The Shakespeare Conference: SHK 12.0689  Wednesday, 21 March 2001

[1]     From:   Takashi Kozuka <This email address is being protected from spambots. You need JavaScript enabled to view it.>
        Date:   Tuesday, 20 Mar 2001 21:55:31
        Subj:   Re: Mark Twain

[2]     From:   Tom Dale Keever <This email address is being protected from spambots. You need JavaScript enabled to view it.>
        Date:   Tuesday, 20 Mar 2001 19:11:59 -0500 (EST)
        Subj:   Re: SHK 12.0667 Mark Twain's 'same name' Comment

[3]     From:   Peter Groves <This email address is being protected from spambots. You need JavaScript enabled to view it.>
        Date:   Wednesday, 21 Mar 2001 13:44:05 +1100
        Subj:   Re: SHK 12.0667 Mark Twain's 'same name' Comment


[1]-----------------------------------------------------------------
From:           Takashi Kozuka <This email address is being protected from spambots. You need JavaScript enabled to view it.>
Date:           Tuesday, 20 Mar 2001 21:55:31
Subject:        Re: Mark Twain

This isn't an answer to the 'same name' enquiry Charles posted. (Sorry,
Charles!)

Norrie Epstein's Friendly Shakespeare (1993) has the following passage
from Twain. Unfortunately, she doesn't identify her source (so her book
is not really friendly). (If any SHAKSPERean knows it, please let me
know!) I thought I should cite it on here, as I think this is
Shakespeareanly witty as well as cynical.
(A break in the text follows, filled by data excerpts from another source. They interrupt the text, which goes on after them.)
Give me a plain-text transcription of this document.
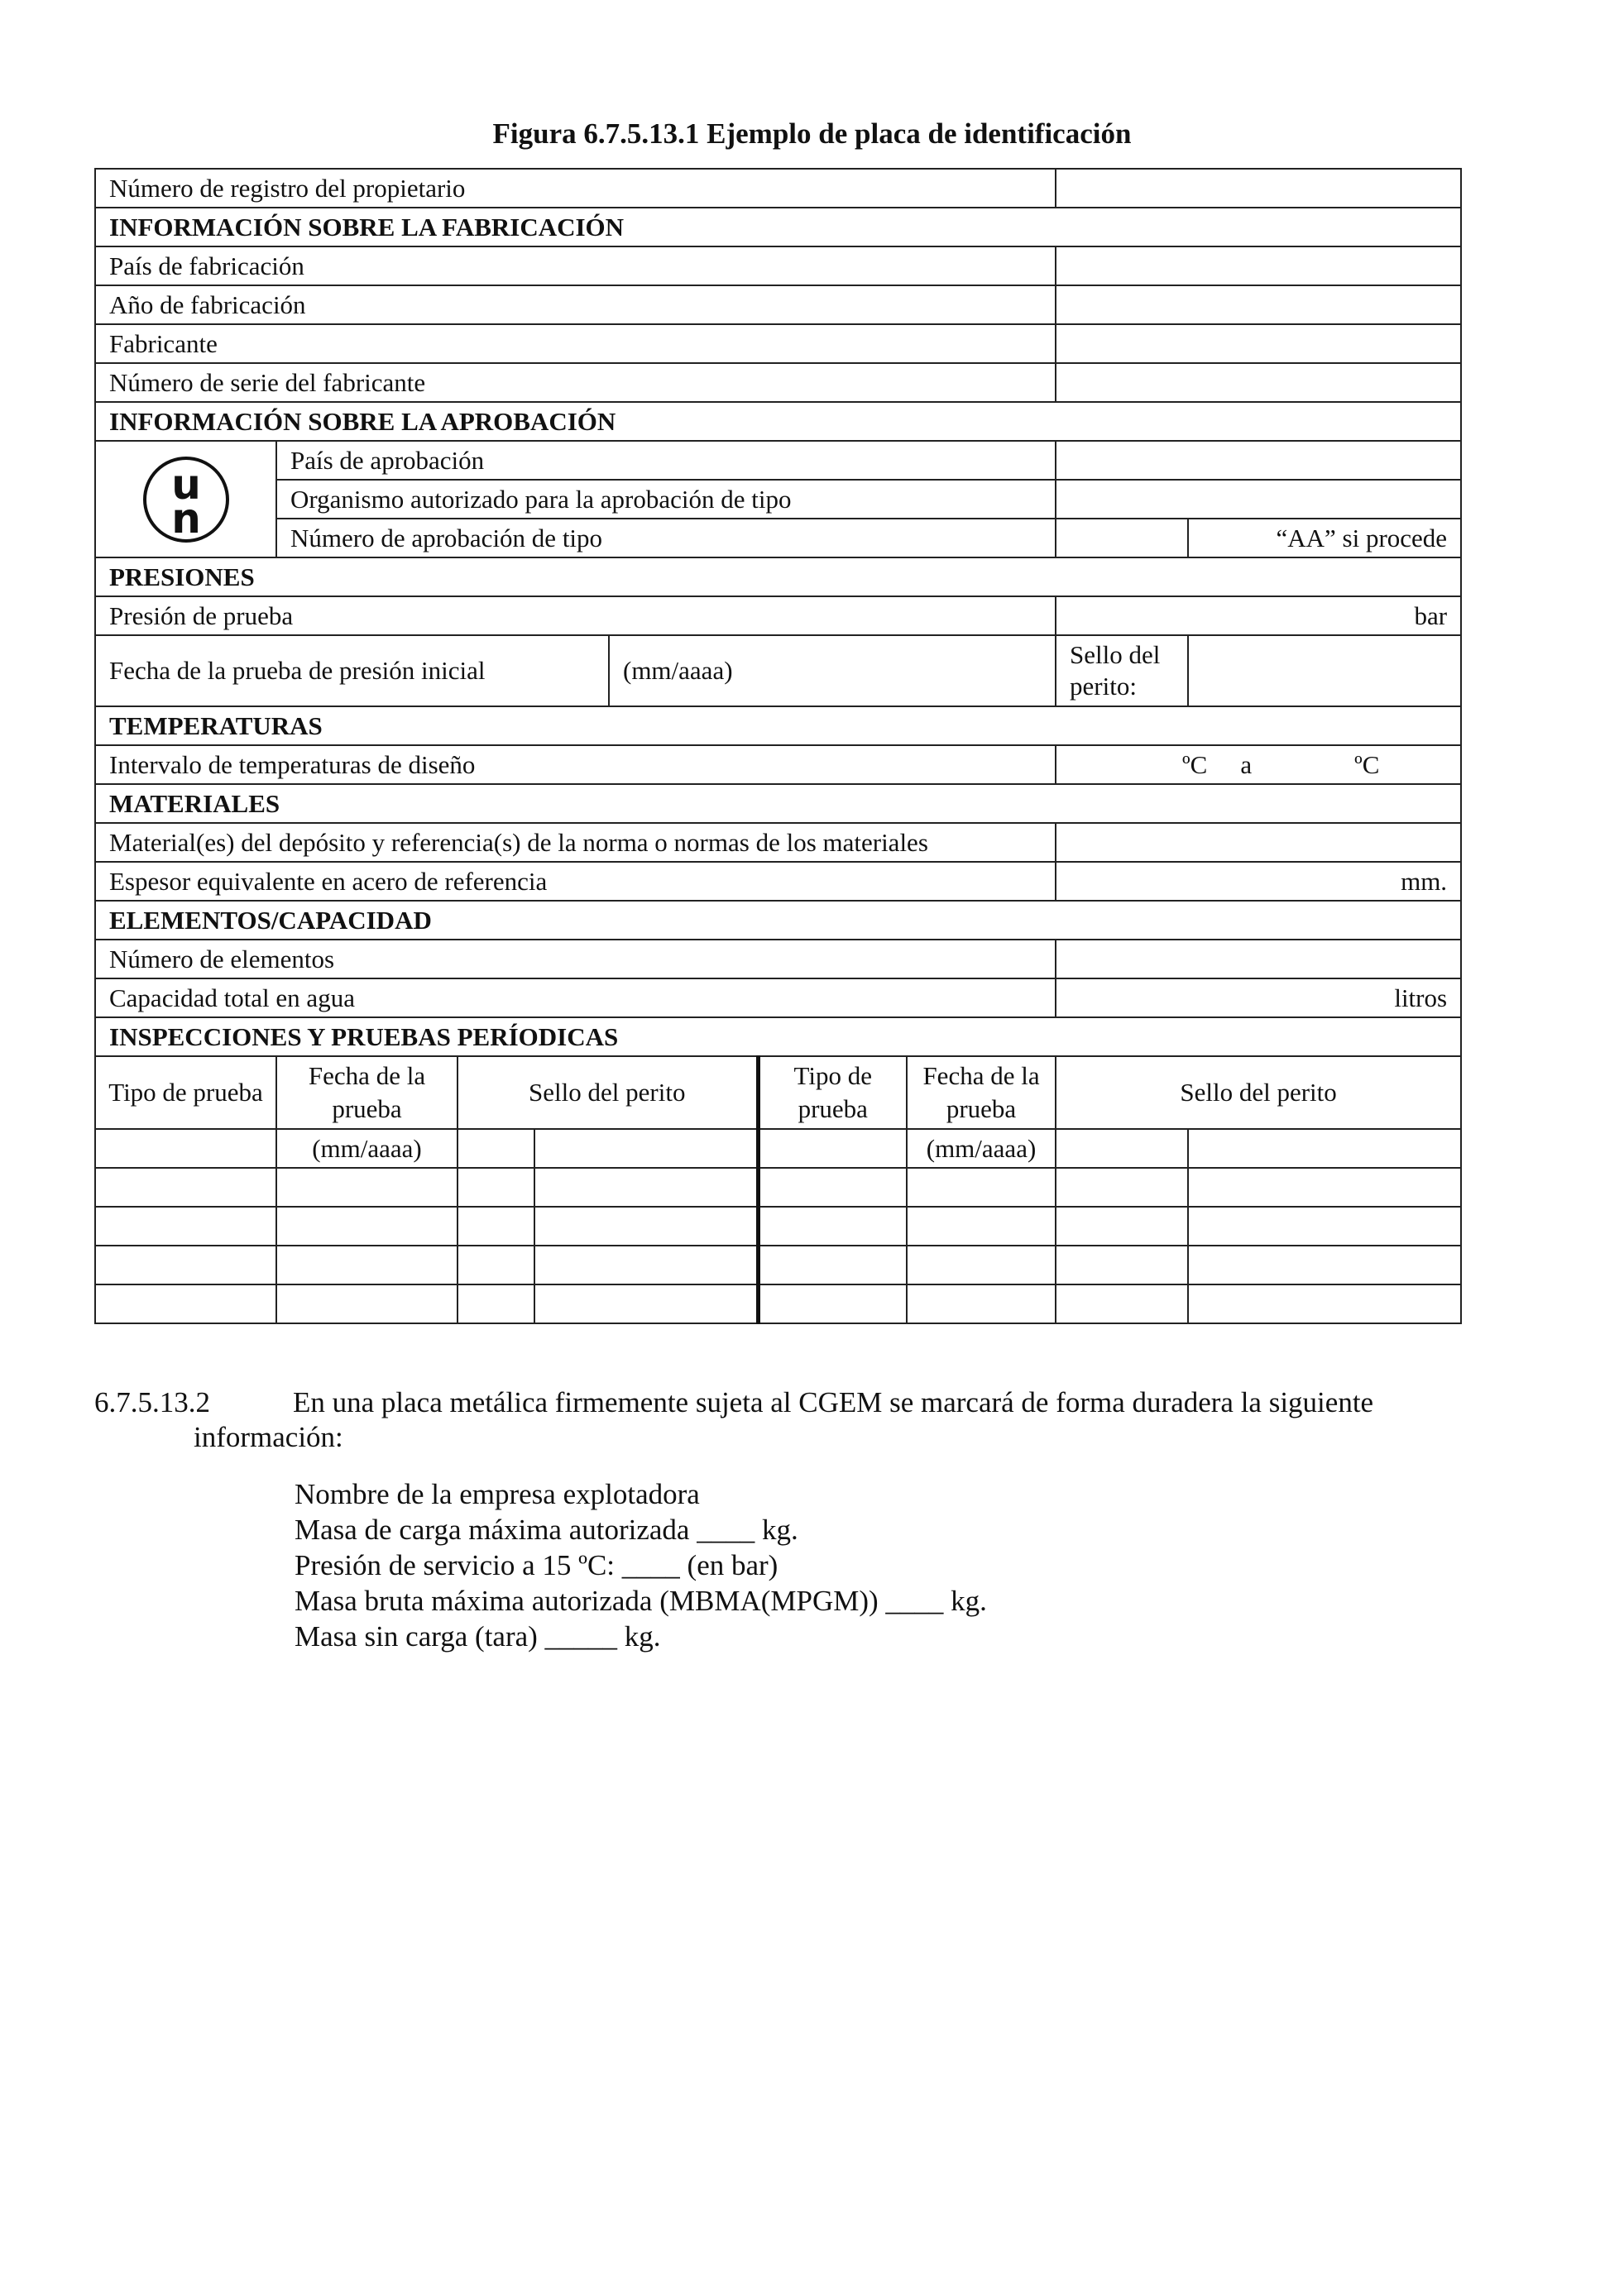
Figura 6.7.5.13.1 Ejemplo de placa de identificación
Número de registro del propietario								
INFORMACIÓN SOBRE LA FABRICACIÓN								
País de fabricación								
Año de fabricación								
Fabricante								
Número de serie del fabricante								
INFORMACIÓN SOBRE LA APROBACIÓN								

u
n	País de aprobación							
	Organismo autorizado para la aprobación de tipo							
	Número de aprobación de tipo							“AA” si procede
PRESIONES								
Presión de prueba							bar	
Fecha de la prueba de presión inicial				(mm/aaaa)			Sello del perito:	
TEMPERATURAS								
Intervalo de temperaturas de diseño							ºC a ºC	
MATERIALES								
Material(es) del depósito y referencia(s) de la norma o normas de los materiales								
Espesor equivalente en acero de referencia							mm.	
ELEMENTOS/CAPACIDAD								
Número de elementos								
Capacidad total en agua							litros	
INSPECCIONES Y PRUEBAS PERÍODICAS								
Tipo de prueba	Fecha de la prueba	Sello del perito			Tipo de prueba	Fecha de la prueba	Sello del perito	
	(mm/aaaa)					(mm/aaaa)		

6.7.5.13.2	En una placa metálica firmemente sujeta al CGEM se marcará de forma duradera la siguiente
información:
Nombre de la empresa explotadora
Masa de carga máxima autorizada ____ kg.
Presión de servicio a 15 ºC: ____ (en bar)
Masa bruta máxima autorizada (MBMA(MPGM)) ____ kg.
Masa sin carga (tara) _____ kg.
"I feel that our fetish [with Shakespeare] is safe for three centuries
yet.  The bust too -- there in the Stratford Church. The precious bust,
the calm bust, the serene bust, the emotionless bust, with the dandy
mustache and the putty face, unseamed of care -- the face which looked
passionlessly down upon the awed pilgrims for a hundred and fifty years
and will still look down upon the awed pilgrims three hundred more, with
the deep, deep, deep, subtle, subtle, subtle, expression of a bladder."

Takashi Kozuka
PhD Student
Centre for the Study of the Renaissance
University of Warwick (UK)
This email address is being protected from spambots. You need JavaScript enabled to view it.
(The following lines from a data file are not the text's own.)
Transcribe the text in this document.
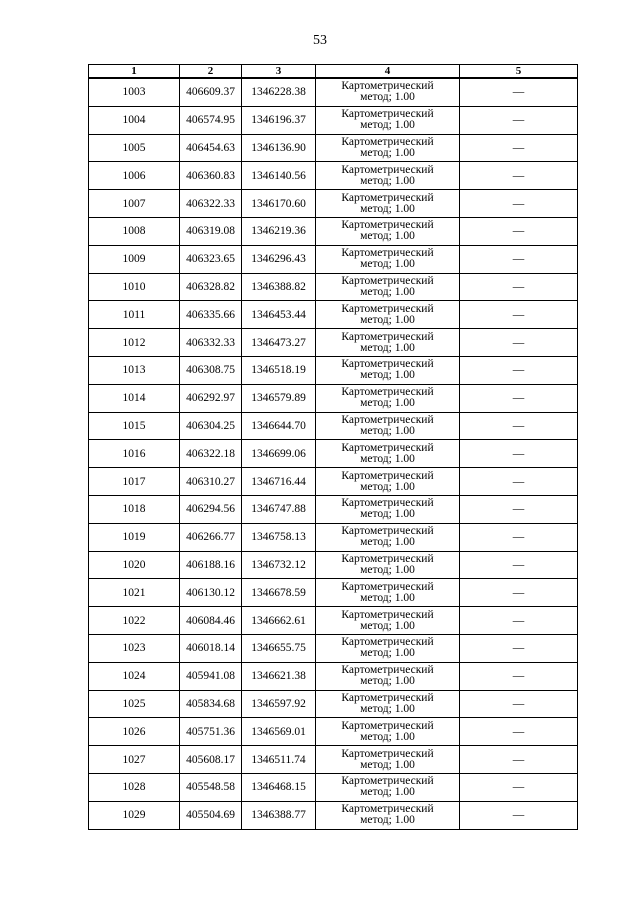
53
1	2	3	4	5
1003	406609.37	1346228.38	Картометрический
метод; 1.00	—
1004	406574.95	1346196.37	Картометрический
метод; 1.00	—
1005	406454.63	1346136.90	Картометрический
метод; 1.00	—
1006	406360.83	1346140.56	Картометрический
метод; 1.00	—
1007	406322.33	1346170.60	Картометрический
метод; 1.00	—
1008	406319.08	1346219.36	Картометрический
метод; 1.00	—
1009	406323.65	1346296.43	Картометрический
метод; 1.00	—
1010	406328.82	1346388.82	Картометрический
метод; 1.00	—
1011	406335.66	1346453.44	Картометрический
метод; 1.00	—
1012	406332.33	1346473.27	Картометрический
метод; 1.00	—
1013	406308.75	1346518.19	Картометрический
метод; 1.00	—
1014	406292.97	1346579.89	Картометрический
метод; 1.00	—
1015	406304.25	1346644.70	Картометрический
метод; 1.00	—
1016	406322.18	1346699.06	Картометрический
метод; 1.00	—
1017	406310.27	1346716.44	Картометрический
метод; 1.00	—
1018	406294.56	1346747.88	Картометрический
метод; 1.00	—
1019	406266.77	1346758.13	Картометрический
метод; 1.00	—
1020	406188.16	1346732.12	Картометрический
метод; 1.00	—
1021	406130.12	1346678.59	Картометрический
метод; 1.00	—
1022	406084.46	1346662.61	Картометрический
метод; 1.00	—
1023	406018.14	1346655.75	Картометрический
метод; 1.00	—
1024	405941.08	1346621.38	Картометрический
метод; 1.00	—
1025	405834.68	1346597.92	Картометрический
метод; 1.00	—
1026	405751.36	1346569.01	Картометрический
метод; 1.00	—
1027	405608.17	1346511.74	Картометрический
метод; 1.00	—
1028	405548.58	1346468.15	Картометрический
метод; 1.00	—
1029	405504.69	1346388.77	Картометрический
метод; 1.00	—
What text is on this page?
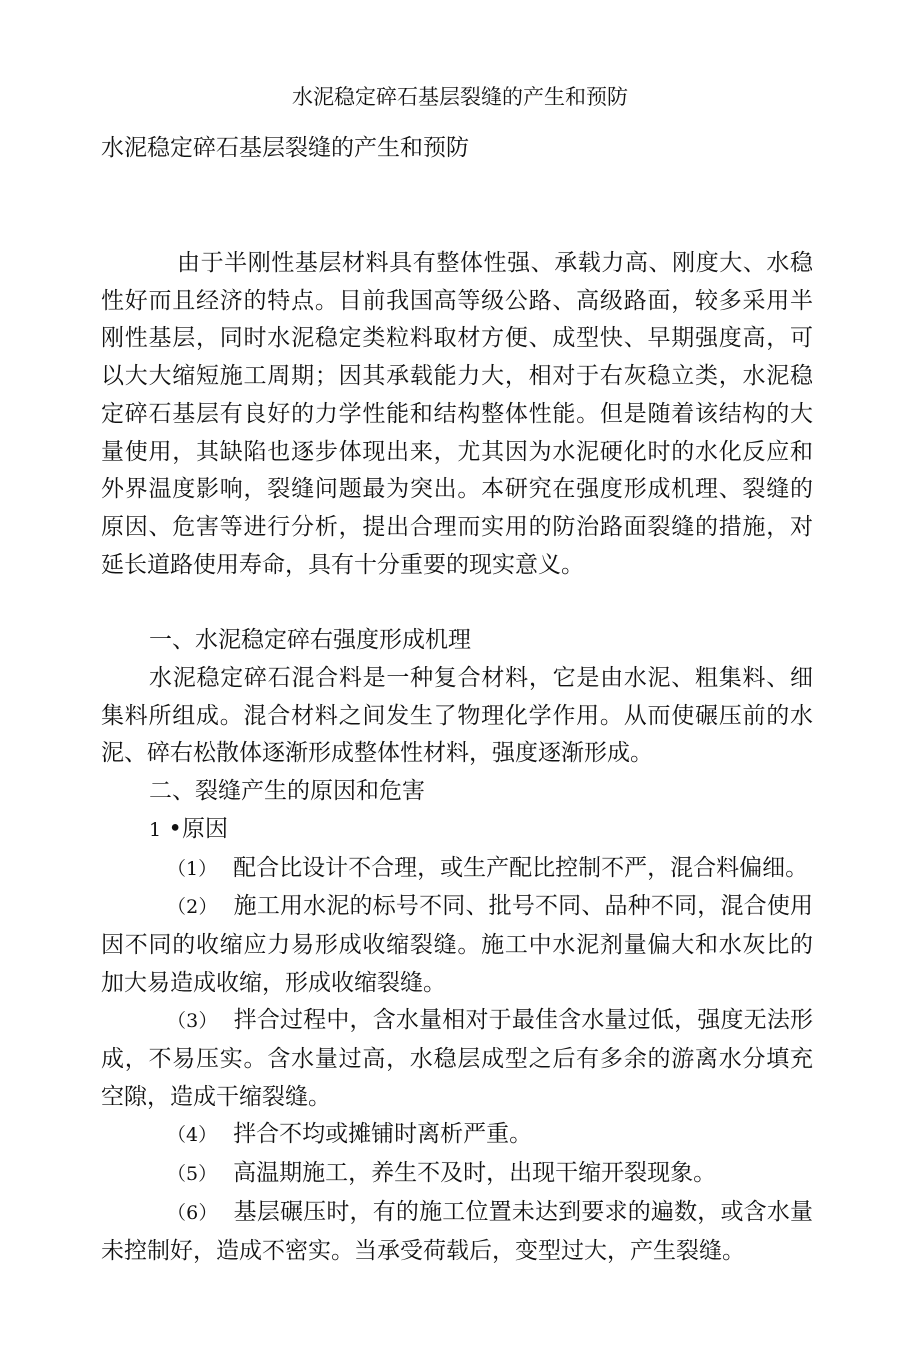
水泥稳定碎石基层裂缝的产生和预防
水泥稳定碎石基层裂缝的产生和预防

由于半刚性基层材料具有整体性强、承载力高、刚度大、水稳性好而且经济的特点。目前我国高等级公路、高级路面，较多采用半刚性基层，同时水泥稳定类粒料取材方便、成型快、早期强度高，可以大大缩短施工周期；因其承载能力大，相对于右灰稳立类，水泥稳定碎石基层有良好的力学性能和结构整体性能。但是随着该结构的大量使用，其缺陷也逐步体现出来，尤其因为水泥硬化时的水化反应和外界温度影响，裂缝问题最为突出。本研究在强度形成机理、裂缝的原因、危害等进行分析，提出合理而实用的防治路面裂缝的措施，对延长道路使用寿命，具有十分重要的现实意义。

一、水泥稳定碎右强度形成机理

水泥稳定碎石混合料是一种复合材料，它是由水泥、粗集料、细集料所组成。混合材料之间发生了物理化学作用。从而使碾压前的水泥、碎右松散体逐渐形成整体性材料，强度逐渐形成。

二、裂缝产生的原因和危害

1 •原因

（1） 配合比设计不合理，或生产配比控制不严，混合料偏细。

（2） 施工用水泥的标号不同、批号不同、品种不同，混合使用因不同的收缩应力易形成收缩裂缝。施工中水泥剂量偏大和水灰比的加大易造成收缩，形成收缩裂缝。

（3） 拌合过程中，含水量相对于最佳含水量过低，强度无法形成，不易压实。含水量过高，水稳层成型之后有多余的游离水分填充空隙，造成干缩裂缝。

（4） 拌合不均或摊铺时离析严重。

（5） 高温期施工，养生不及时，出现干缩开裂现象。

（6） 基层碾压时，有的施工位置未达到要求的遍数，或含水量未控制好，造成不密实。当承受荷载后，变型过大，产生裂缝。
[2]-------------------------------------------------------------
From:           Tom Dale Keever <This email address is being protected from spambots. You need JavaScript enabled to view it.>
Date:           Tuesday, 20 Mar 2001 19:11:59 -0500 (EST)
Subject: 12.0667 Mark Twain's 'same name' Comment
Comment:        Re: SHK 12.0667 Mark Twain's 'same name' Comment

Charles Edelman asks

>Can anyone locate a source for the comment attributed to Mark Twain,
>that Shakespeare did not write the plays, 'they were written by someone
>else of the same name'?

>It does NOT appear in the essay, 'Is Shakespeare Dead?' -- and I wonder
>if the saying is apocryphal rather than genuine.
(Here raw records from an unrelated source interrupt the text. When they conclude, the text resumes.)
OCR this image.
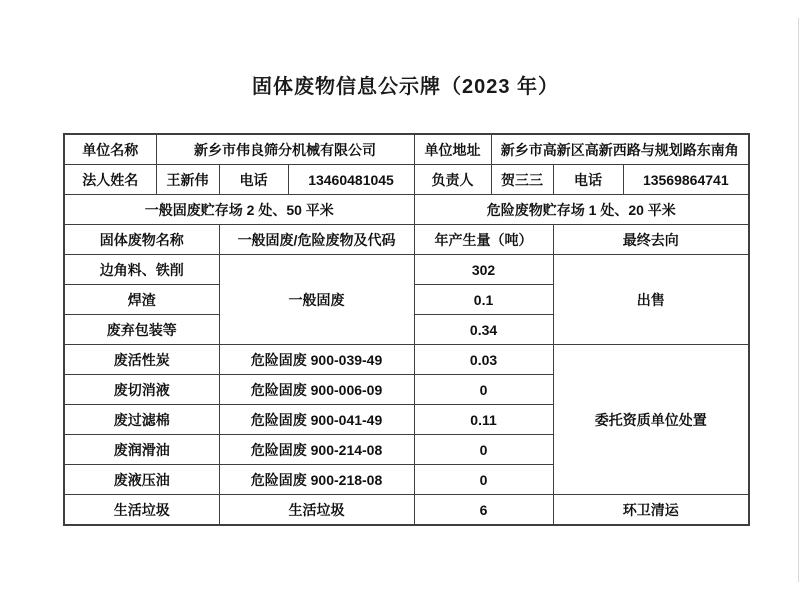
固体废物信息公示牌（2023 年）
单位名称	新乡市伟良筛分机械有限公司			单位地址	新乡市高新区高新西路与规划路东南角		
法人姓名	王新伟	电话	13460481045	负责人	贺三三	电话	13569864741
一般固废贮存场 2 处、50 平米				危险废物贮存场 1 处、20 平米			
固体废物名称		一般固废/危险废物及代码		年产生量（吨）		最终去向	
边角料、铁削		一般固废		302		出售	
焊渣				0.1			
废弃包装等				0.34			
废活性炭		危险固废 900-039-49		0.03		委托资质单位处置	
废切消液		危险固废 900-006-09		0			
废过滤棉		危险固废 900-041-49		0.11			
废润滑油		危险固废 900-214-08		0			
废液压油		危险固废 900-218-08		0			
生活垃圾		生活垃圾		6		环卫清运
I first heard this "generico-eponymic paradox," as Tanaka Tomoyuki calls
it, from my Greek instructor, Prof. Seaman, who employed it on Homer,
not Shakespeare.  I doubt he invented it.  It has been applied to both
writers over the years and I suspect the attribution to Twain is an
inevitable accretion since it sounds so much like something he might
have said.

[3]-------------------------------------------------------------
From:           Peter Groves <This email address is being protected from spambots. You need JavaScript enabled to view it.>
Date:           Wednesday, 21 Mar 2001 13:44:05 +1100
Subject: 12.0667 Mark Twain's 'same name' Comment
Comment:        Re: SHK 12.0667 Mark Twain's 'same name' Comment

> Can anyone locate a source for the comment attributed to Mark Twain,
> that Shakespeare did not write the plays, 'they were written by someone
> else of the same name'?
>
> It does NOT appear in the essay, 'Is Shakespeare Dead?' -- and I wonder
> if the saying is apocryphal rather than genuine.

I always thought the remark was made of Homer (who was being
'disintegrated' by scholarship long before Shakespeare).